Le monde comme transfiguration

Pierre-Yves SOUCY, Neiges. On ne voit que dehors, Bruxelles, La Lettre Volée / Ante Post, 2015, coll. « Poiesis », 78 p.

soucy.jpgOuvrir Neiges, de Pierre-Yves Soucy, c’est entrer dans un monde éthéré, austère, presque abstrait, apparemment dépourvu de chaleur ou de sensualité. Y alternent sans relâche fragments de paysages le plus souvent minéraux (cimes, déserts, villes, torrents, ciels, sources), détails du corps (yeux, peau, bouche, lèvres, épaules, genoux, paupières surtout), météores (givre, hiver, neige, giboulées, éclaircie, grésil), états de la conscience (fièvre et désir, doute, silence, incertitude, anxiété, méprise, oubli), mille mouvements de diverses sortes mais toujours indociles : débâcle, bourrasques, tremblement, errance, torrents, désordres, désastre, déflagrations, battements, rafales, salves, etc.  Toutes les constructions mentales qui pourraient fixer le sens ou l’organiser sont battues en brèche : « suppriment l’étreinte de nos convictions » (p. 9), « le doute pulvérise toute pensée » (p. 10), « jusqu’à nous détacher du récit » (p. 14), « l’espérance d’une partition » (p. 15), « fausses couches de nos légendes » (p. 16), « la rotation […] déracine nos fictions » (p. 18), « les malentendus s’inventent. » (p. 24)  Bref, le tableau qui s’offre au lecteur est de nature profondément chaotique : ce long poème – car il ne s’agit pas d’un recueil – semble avoir pour propos la défaite ou l’impossibilité de l’unité, l’insistance sur tout ce qui délie et se délie, l’incoercible instabilité du monde, sinon son inhabitabilité.

Et pourtant, de discrètes mais récurrentes amarres viennent peu à peu freiner cette grande dérive. Il y a d’abord la première personne du pluriel, ce « nous » certes non précisé en un premier temps. Et puis le mot « petite », dont on comprend assez vite qu’il s’agit d’une apostrophe affectueuse. Les choses s’éclairent davantage à la p. 31 : « nous ne sommes que deux ». La cosmographie chahutée se poursuit, mais son statut a pris une nouvelle tournure : il s’agit du monologue qu’un « je » mal identifié adresse à la femme avec laquelle, découvre-t-on, il a vécu une aventure – car la dernière page suggère que l’histoire a pris fin. Rétrospectivement, la grande sarabande météorique et tellurique avoue donc sa nature purement métaphorique, illustrant non l’épisode de la séparation, mais celui du grand désordre amoureux.
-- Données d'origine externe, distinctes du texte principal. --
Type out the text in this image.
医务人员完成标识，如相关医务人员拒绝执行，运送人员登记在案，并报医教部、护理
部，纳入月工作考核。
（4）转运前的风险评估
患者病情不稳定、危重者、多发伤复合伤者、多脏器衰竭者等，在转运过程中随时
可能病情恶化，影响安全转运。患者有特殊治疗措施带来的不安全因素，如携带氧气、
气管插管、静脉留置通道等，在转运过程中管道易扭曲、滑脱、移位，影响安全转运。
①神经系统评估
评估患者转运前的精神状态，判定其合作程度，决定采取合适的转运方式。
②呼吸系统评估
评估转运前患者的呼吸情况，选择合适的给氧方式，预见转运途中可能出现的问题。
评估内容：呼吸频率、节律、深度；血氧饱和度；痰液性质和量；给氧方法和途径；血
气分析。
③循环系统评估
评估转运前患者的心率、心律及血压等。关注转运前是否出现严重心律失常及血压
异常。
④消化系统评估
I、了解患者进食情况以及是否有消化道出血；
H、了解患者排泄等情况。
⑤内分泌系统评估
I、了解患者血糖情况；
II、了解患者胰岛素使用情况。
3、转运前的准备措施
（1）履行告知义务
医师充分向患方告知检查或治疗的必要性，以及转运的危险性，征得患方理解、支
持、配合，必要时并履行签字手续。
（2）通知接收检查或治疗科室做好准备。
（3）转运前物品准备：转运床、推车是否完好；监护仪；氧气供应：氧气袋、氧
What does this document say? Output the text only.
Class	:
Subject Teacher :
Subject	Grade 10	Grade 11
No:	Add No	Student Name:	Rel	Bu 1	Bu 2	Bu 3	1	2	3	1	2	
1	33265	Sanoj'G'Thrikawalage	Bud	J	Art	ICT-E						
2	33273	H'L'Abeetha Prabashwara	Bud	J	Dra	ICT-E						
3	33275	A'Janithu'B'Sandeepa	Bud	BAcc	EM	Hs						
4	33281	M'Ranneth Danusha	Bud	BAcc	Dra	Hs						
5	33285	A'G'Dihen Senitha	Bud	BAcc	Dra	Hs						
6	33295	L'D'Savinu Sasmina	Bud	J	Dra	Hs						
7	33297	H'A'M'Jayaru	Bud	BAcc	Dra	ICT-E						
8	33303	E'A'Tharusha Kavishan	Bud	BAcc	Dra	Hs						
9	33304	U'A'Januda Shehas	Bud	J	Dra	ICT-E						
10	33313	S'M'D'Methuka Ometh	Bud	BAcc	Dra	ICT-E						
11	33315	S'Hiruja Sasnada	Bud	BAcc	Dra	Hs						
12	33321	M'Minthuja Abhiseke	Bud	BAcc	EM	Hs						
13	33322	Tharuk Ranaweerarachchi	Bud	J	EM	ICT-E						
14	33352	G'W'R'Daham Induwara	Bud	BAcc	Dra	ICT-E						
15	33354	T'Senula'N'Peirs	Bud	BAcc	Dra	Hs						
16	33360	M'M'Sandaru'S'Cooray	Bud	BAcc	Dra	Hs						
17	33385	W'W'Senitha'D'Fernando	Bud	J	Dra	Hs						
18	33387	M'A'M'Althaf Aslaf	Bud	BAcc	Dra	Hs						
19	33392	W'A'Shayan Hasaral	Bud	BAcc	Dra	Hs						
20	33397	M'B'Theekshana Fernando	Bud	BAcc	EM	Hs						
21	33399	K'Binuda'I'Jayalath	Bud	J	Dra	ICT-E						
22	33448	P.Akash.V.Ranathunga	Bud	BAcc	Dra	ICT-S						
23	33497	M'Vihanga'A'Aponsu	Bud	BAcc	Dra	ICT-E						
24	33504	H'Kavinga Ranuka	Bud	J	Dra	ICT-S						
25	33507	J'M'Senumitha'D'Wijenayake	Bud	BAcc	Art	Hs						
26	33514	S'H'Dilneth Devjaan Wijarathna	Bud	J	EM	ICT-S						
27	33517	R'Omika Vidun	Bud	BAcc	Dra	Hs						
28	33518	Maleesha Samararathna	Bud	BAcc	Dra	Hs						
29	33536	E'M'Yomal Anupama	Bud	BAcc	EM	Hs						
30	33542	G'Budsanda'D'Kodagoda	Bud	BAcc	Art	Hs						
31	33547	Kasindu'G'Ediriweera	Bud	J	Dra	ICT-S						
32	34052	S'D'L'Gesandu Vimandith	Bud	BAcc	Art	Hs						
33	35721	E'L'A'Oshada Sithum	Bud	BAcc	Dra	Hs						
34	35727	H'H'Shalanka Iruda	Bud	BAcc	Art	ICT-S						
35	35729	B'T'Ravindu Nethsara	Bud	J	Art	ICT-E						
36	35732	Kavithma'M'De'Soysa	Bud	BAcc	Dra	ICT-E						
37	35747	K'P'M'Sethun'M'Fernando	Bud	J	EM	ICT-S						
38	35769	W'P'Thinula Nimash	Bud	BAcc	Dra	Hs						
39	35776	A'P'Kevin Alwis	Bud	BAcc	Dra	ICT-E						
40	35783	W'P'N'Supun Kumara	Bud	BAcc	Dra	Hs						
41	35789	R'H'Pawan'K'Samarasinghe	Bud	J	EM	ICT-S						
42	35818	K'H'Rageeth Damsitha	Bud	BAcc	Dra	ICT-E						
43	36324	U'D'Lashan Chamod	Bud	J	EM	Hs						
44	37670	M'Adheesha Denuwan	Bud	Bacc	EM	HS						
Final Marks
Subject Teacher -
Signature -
Conformément au titre du livre, les chutes de neige jouent dans cette imagerie un rôle prépondérant : elles fascinent et font peur à la fois, tourbillonnent, transforment complètement le paysage, désorganisent le quotidien, aveuglent, désorientent, gomment frontières et limites, atténuent les bruits du dehors, créent une vaste fantasmagorie. « Nous sommes cette neige en désordre », dit le poète (p. 54).

Si tant est qu’on puisse le résumer, le livre de P.Y. Soucy tente donc de décrire l’aperception du monde radicalement transformée sous le coup de l’expérience amoureuse. Celle-ci pourtant n’est pas idyllique, si l’on en juge par des formules comme « nos pas s’écartent / n’accordent plus leur vérité » (p. 28), « toi ivre de ta bête innocence » (p. 47), « qu’as-tu compris de nos défaites à venir » (p. 62), « au commencement du feu de tes pièges » (p. 69). S’ils paraissent ténus, ces indices suggèrent néanmoins que l’expérience n’est pas pleinement partagée : c’est dans la subjectivité du poète que le monde se transfigure, pas – ou pas autant – dans celle de l’aimée, malgré la fréquence du « nous » qui crée l’illusion de l’accord. En ce sens, le monologue soumis à notre attention serait fondamentalement une parole de solitude, et sa verve imaginative une sorte de masque un peu désespéré. Peut-être ceci n’est-il pas étranger au léger sentiment d’ennui que l’on ressent à la lecture, comme sous le coup d’une insistance importune ou d’un discours exagérément répétitif. Pire : les nombreuses fautes d’orthographe donnent l’impression d’un livre trop vite bouclé, et qui nonobstant ses grandes qualités aurait gagné à murir davantage.